Malheureusement ces monnaies ont pour la plupart disparu aujourd’hui. Jacques Schwarz a dressé en 1968 le bilan des rares exemplaires encore visibles aujourd’hui : 55 monnaies romaines dont 42 datées du IVème siècle.

Monnaies du médaillier du Mont Sainte-Odile, photographie publiée par J. Schwartz

Notre avis :

- Le nombre de monnaies en notre possession est faible. Il ne dénote pas une occupation importante ou continue du Mont à l’époque romaine. On observe néanmoins un pic de présence dans la période du Bas-Empire ce qui confirme l’analyse des céramiques menée par Madeleine Châtelet et Juliette Baudoux.

- La provenance exacte des monnaies est mal connue, hors stratigraphie. Si elles constituent un indice d’occupation du Mont, en aucun cas elles ne sont une preuve pour l’édification d’un Mur Païen romain. Elles restent cependant une indication non négligeable.

(Nous aborderons le cas particulier des deux monnaies trouvées près du Mur par Stefan Fichtl plus avant.)
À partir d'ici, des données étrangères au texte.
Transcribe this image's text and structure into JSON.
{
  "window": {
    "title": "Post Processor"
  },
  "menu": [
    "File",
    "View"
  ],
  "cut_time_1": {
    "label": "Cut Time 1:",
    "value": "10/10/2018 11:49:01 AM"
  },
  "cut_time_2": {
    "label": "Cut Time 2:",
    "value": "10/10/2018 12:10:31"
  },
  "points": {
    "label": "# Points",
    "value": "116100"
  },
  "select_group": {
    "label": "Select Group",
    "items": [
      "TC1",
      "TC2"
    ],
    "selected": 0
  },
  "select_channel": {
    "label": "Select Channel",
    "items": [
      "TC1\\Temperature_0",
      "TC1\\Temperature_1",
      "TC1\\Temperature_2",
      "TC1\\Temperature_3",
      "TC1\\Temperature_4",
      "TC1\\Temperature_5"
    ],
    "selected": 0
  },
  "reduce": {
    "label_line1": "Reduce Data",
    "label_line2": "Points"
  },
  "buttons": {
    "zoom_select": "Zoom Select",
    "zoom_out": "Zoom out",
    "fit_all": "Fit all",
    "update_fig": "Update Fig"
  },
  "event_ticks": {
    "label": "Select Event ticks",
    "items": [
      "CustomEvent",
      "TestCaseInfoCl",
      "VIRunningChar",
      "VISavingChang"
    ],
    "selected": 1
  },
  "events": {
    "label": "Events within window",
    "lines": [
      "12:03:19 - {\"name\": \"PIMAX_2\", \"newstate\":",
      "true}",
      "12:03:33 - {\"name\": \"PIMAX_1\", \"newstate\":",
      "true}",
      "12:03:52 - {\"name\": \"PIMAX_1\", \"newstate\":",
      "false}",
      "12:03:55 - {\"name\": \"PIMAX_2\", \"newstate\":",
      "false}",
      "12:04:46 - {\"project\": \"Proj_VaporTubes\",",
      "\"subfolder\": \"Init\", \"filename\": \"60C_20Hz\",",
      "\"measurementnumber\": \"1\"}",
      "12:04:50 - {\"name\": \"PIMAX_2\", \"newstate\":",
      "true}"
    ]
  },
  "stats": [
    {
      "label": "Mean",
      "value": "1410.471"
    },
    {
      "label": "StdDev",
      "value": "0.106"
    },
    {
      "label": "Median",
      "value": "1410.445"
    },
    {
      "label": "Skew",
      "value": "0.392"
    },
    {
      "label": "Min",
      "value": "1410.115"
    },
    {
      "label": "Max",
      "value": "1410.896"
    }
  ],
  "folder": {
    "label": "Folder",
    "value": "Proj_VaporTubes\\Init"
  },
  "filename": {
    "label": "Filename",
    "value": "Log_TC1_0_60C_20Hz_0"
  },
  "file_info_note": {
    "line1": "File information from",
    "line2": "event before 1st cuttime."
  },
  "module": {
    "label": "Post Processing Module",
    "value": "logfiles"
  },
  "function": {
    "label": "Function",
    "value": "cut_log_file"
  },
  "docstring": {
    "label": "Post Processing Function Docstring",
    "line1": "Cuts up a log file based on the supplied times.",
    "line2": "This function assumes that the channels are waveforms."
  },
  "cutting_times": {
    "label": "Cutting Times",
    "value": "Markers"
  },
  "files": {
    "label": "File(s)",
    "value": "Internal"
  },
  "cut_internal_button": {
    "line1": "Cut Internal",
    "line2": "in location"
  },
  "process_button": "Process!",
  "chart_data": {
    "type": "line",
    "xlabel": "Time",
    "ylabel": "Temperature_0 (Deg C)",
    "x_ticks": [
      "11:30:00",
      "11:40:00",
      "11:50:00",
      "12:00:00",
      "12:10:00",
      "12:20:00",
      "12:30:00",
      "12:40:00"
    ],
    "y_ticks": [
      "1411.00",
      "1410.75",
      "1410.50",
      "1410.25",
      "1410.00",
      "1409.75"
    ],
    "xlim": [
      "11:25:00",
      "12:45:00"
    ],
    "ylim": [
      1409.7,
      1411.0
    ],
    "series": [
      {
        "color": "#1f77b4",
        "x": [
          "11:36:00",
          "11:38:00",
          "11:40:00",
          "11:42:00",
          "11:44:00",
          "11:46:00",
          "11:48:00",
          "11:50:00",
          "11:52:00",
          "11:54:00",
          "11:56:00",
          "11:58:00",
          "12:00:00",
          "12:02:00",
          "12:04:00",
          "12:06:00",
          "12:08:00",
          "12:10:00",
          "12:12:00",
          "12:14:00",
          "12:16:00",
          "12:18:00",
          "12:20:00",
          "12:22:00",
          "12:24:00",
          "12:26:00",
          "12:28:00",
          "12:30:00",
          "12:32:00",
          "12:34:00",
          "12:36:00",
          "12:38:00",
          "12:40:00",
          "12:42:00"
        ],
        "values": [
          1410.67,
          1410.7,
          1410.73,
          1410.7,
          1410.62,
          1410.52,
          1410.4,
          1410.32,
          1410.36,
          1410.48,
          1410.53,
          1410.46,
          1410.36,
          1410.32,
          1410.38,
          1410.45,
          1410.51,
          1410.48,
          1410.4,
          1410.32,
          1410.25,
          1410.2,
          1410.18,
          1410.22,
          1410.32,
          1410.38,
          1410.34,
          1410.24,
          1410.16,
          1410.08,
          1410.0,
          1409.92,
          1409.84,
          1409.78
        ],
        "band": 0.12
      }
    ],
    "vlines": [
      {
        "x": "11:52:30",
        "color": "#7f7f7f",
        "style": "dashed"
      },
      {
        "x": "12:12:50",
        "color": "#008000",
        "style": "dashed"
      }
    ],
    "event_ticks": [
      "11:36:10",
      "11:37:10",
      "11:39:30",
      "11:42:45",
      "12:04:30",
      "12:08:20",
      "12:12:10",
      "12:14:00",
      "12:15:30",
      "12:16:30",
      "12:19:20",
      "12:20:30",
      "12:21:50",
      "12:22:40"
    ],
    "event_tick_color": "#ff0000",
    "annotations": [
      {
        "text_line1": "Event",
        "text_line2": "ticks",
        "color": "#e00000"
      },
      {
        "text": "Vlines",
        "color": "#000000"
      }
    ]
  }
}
Trésor monétaire découvert à Strasbourg – enfouissement en 352
Musée Archéologique de Strasbourg – photographie PiP

I.3 Les voies romaines

Si les deux voies dallées qui montaient sur le Mont à partir d’Ottrott et de Barr sont des voies romaines, alors l’occupation du promontoire par les Romains est avérée. Et par suite, le Mur se doit bien d’être romain lui aussi. Tel est le raisonnement suivi par plusieurs auteurs anciens pour qui une voie couverte de dalles ne pouvait qu’être romaine.

Photographie de la voie romaine d’Ottrott prise vers 1930
 Photographie publiée par A. Troestler dans ‘Album du Mont Sainte-Odile’

C’est Philippe André Grandidier (en 1787) sera le plus disert sur cette théorie. Écoutons le parler de la ‘voie romaine’ d’Ottrott.

Ce chemin , dont nous avons examiné attentivement la formation, est composé de trois lits. Le premier, ou le lit inférieur, est de grosses pierres brutes, mises à plat & jointes ensemble sans ciment. Au-dessus du premier, est un second formé de gravier, de petites pierres & de gros sable. Cette couche, dont le massif a deux pieds d'épaisseur, est recouverte d'une troisième qui compose le lit supérieur. Celui-ci consiste en de très grandes pierres carrées, taillées & réunies ensemble. Elles sont de différentes grandeurs. Il y en a d'un pied & demi, de deux, de quatre & même de six. Ces pierres, tirées de la propre roche sur laquelle est construit le chemin , sont exactement taillées à la règle & à l'équerre, placées au niveau & tellement jointes les unes aux autres, qu'elles ne peuvent que difficilement se séparer, ou former des lézardes. Cette façon de paver à triple couche a donné aux chaussées romaines une solidité qui a résisté aux siècles.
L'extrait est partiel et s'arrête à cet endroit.